Shigeru had allowed his thoughts to stray to the stone-mason’s daughter once or twice, but he did not know about Kiyoshige’s negotiations, and he had very little time to pursue any of his own in that direction-for shortly after the entombment, messengers arrived from Chigawa, a small town on the high road between Yamagata and the coast, right on the eastern border of the Middle Country. The reports were that the Tohan were carrying out some sort of campaign against their own peasantry to root out an obscure sect known as the Hidden-Shigeru remembered Nagai talking about the same sect at Yamagata. The persecuted were fleeing over the border into the Middle Country. Tohan warriors were pursuing them, torturing them and killing them, along with any Otori peasants that might have given them shelter. It was this that outraged Shigeru when he heard it. The Tohan were entitled to do what they liked within their own borders, and Shigeru did not care one way or the other about the sect: there were a lot of religious movements that sprang up and withered away, and most of them seemed harmless, presenting no threat to the stable order of society. But if the Tohan started believing they could come and go as they liked into Otori lands, sooner or later they would come and stay. A further complication was that the border incursions all took place around Chigawa, an area rich in silver and copper. Such aggressive provocation had to be met with equal boldness and decisiveness: it was the only way to stop it.

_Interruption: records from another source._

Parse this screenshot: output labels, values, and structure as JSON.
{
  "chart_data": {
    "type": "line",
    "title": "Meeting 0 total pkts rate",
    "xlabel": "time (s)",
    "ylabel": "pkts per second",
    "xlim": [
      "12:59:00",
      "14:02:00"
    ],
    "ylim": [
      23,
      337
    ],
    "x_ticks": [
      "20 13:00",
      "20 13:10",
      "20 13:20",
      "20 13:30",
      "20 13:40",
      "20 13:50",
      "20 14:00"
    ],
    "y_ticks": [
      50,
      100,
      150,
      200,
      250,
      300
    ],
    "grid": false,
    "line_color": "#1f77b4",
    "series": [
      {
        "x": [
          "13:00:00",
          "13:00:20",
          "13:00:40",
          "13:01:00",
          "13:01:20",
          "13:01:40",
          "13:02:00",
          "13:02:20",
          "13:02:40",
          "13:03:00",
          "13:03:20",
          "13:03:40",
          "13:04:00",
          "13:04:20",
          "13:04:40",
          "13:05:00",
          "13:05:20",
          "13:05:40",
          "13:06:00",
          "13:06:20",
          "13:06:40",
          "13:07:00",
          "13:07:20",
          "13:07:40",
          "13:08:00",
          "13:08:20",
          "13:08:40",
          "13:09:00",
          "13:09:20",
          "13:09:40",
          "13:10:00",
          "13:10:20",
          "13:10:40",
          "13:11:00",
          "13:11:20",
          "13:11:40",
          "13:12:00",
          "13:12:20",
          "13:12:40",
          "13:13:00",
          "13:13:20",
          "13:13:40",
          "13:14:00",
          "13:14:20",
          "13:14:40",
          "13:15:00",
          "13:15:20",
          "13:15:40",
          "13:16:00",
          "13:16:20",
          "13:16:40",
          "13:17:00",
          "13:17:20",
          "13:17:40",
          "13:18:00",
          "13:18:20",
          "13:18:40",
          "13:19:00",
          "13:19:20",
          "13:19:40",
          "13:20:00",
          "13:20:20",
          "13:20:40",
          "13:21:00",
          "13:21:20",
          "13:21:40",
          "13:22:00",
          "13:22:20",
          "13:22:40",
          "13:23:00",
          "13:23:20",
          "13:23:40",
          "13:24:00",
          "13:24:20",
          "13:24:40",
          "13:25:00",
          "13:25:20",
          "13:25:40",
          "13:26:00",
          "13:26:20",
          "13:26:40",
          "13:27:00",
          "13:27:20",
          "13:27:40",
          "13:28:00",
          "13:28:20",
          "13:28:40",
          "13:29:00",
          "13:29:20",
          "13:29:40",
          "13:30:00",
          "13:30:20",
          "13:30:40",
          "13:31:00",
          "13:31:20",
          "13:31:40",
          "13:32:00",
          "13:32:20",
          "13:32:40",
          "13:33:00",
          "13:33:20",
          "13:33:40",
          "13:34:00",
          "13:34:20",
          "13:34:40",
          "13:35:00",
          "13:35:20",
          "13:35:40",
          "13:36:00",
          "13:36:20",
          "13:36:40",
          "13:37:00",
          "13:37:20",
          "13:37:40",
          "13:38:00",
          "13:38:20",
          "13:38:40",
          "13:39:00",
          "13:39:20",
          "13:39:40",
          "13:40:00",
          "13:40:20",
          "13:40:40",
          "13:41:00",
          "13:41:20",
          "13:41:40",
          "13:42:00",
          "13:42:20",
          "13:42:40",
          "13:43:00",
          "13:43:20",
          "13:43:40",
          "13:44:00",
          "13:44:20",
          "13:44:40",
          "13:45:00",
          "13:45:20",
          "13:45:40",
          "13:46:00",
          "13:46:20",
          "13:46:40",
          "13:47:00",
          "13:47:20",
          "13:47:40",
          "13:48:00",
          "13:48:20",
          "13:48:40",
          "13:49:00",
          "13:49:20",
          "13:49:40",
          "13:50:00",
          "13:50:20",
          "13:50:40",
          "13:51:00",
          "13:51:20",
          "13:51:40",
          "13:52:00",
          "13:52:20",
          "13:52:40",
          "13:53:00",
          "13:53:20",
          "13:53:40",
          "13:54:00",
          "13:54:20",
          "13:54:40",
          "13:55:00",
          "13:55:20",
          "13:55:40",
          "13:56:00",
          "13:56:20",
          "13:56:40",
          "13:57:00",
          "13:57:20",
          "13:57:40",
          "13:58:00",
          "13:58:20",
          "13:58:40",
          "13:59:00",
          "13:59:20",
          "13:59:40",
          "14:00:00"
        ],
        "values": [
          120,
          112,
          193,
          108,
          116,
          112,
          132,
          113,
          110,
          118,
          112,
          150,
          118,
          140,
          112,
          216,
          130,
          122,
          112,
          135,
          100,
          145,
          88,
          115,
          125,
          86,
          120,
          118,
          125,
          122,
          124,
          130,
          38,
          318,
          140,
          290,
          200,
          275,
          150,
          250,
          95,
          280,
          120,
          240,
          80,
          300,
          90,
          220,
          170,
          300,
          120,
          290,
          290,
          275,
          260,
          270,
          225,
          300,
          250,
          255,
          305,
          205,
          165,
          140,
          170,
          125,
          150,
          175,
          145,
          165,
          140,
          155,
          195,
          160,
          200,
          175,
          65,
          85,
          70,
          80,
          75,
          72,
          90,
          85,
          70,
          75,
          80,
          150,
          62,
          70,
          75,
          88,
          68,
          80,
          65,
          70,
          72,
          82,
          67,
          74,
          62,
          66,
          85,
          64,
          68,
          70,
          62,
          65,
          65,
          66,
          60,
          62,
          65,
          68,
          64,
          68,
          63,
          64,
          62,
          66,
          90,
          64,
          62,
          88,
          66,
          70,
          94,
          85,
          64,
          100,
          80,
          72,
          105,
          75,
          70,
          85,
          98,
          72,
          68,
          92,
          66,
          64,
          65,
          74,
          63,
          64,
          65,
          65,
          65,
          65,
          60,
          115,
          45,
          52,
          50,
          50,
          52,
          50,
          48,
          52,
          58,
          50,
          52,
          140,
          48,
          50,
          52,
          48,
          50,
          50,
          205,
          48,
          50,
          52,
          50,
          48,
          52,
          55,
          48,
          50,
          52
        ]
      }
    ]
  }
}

As always, and to Shigeru’s displeasure, his uncles were present at the meeting Lord Shigemori called to discuss what the Otori reaction should be. He felt that now that he was an adult and could advise his father, there was no need for his uncles to be present. It seemed to him to indicate confusion about who actually led the clan and to say that Shigemori dared do nothing without his brothers’ agreement. Again, his uncles advised appeasement, reiterating their thoughts on the strength of the Tohan and the dangers of insulting the Iida again so soon after Miura’s unfortunate death. In his turn, Shigeru voiced his opinion forcefully and was supported by the senior retainers Irie and Miyoshi.

But the arguments went on. He saw how skillfully his uncles played his father, seeming always to defer to him, flattering him, wearing him down with their persistent reasoning. They claimed always that their only goal was the well-being of the clan, but he wondered what the secret desires of their hearts might be. What advancement to themselves did placating the Tohan bring? It did occur to him, then, that they might seek to usurp both his father and himself-such baseness seemed unbelievable, and he did not think the clan would ever allow it, but he also saw how ineffectual his father had become, and he feared pragmatic men like Endo and Miyoshi might, if not actively seek, at least accept a stronger head. Which will be no one but me, he swore to himself.